Thursday, March 4, 2010

The Good, The Bad & The Ugly

I just posted before this under “Market Hesitating” that you should wait until we see some clarity. One exceedingly helpful way of looking for more clues as to the nature and health, or lack thereof, of the market is to investigate how the market’s leaders are doing.


Many pundits out there (think CNBC) may consider the big, established, well-known industry behemoths such as McDonald’s, General Electric or Microsoft are the market leaders.

Not so. Those big stocks don’t have that much upside anymore because they’ve matured. Their big growth days are behind them and stability (and dividends) are in front of them (or are they? Big leaders are also prone to failure in down markets, if our recent bear market did not remind you of that already, but that’s for a different posting).

The real market leaders that you want to key in on are the usually younger companies that have tremendous growth potential in front of them. I’ll focus in on five market leaders to give us a representation of the nature of market we are seeing right now.

These stocks are, FFIV, PCLN, GMCR, ATHR & WDC. These stocks can be known as The Good, The Bad and The Ugly. FFIV, PCLN and GMCR are The Good, while ATHR and WDC represent The Bad and The Ugly, respectively.

Let’s start with The Good. FFIV is one of the better moving stocks right now. The last three days of technical action just give me butterflies. Up each day, finishing at the top of the range and on increasing volume each day. This stock would have been a little tough to spot if you did a search since the sales only show a 15% increase in the most recent quarter, but its ratings are terrific, its balance sheet sound and its projections show great growth ahead. It deserves more research – but it’s now extended almost 9% from it’s $56.29 buy point, too far up to chase unless you get lucky with a pull-back while the market is in a rally still.

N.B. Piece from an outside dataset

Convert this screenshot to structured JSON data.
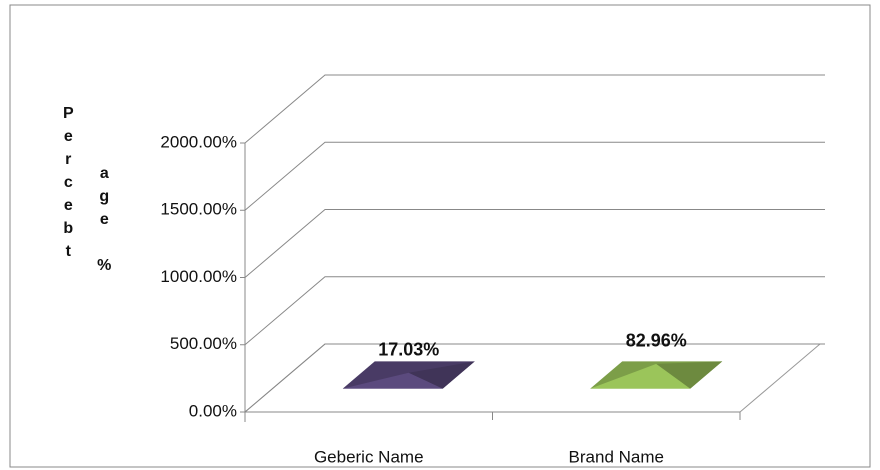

PCLN and GMCR aren’t faring so well, but can still be considered among The Good since their action post break out is acceptable, if not great. Each stock has top-notch fundamentals and have led the market this year in technical action. PCLN is acting only slightly better. It broke out on good volume, but its next two days show hesitancy, just like the stock market as a whole. GMCR broke out on nice volume, but the next day’s action, as you can see on the chart, is a pull-back in softer trade. This is OK, but not great. You really want to see a nice follow-on day after a convincing break out.


ATHR, currently the role of The Bad, broke out on nice volume, but rose, then immediately fell the next day on big volume. From a technical point of view, the movement is an engulfing action as the day’s range is more than the break out day’s – this will give some technical chart readers a heart attack. If you are buying growth stocks on break outs, it’s not enough to panic, but it really calls for serious watching. It could reverse course, as I’ve certainly seen happen before, but for now, it’s bad action and really disappointing as it is a great stock in a hot, hot, hot industry group which has led this market (other stocks in the group include CREE, SNDK & VLTR).

WDC represents The Bad. It’s just bad because rather than rising in price and approaching its recent high, it is initiating a new leg down on heavy volume (just look at its weekly chart; bad down movement last week) and its relative strength line is sagging. It could eventually shape a double bottom base, but for now, the action is uninspiring.

The stocks mentioned here are a good snapshot of the market. They show some initial positive movement, then immediate stalling, just like the overall market. This process helps confirm what we see in the bigger picture and can help guide our decisions. For now, keep an eye out. Sure, some stocks like FFIV will succeed, but it looks like the odds are slightly against that kind of immediate strong action as they are few and far between even among stock market leaders. Things can change quickly, however, so keep developing your watch list as I am.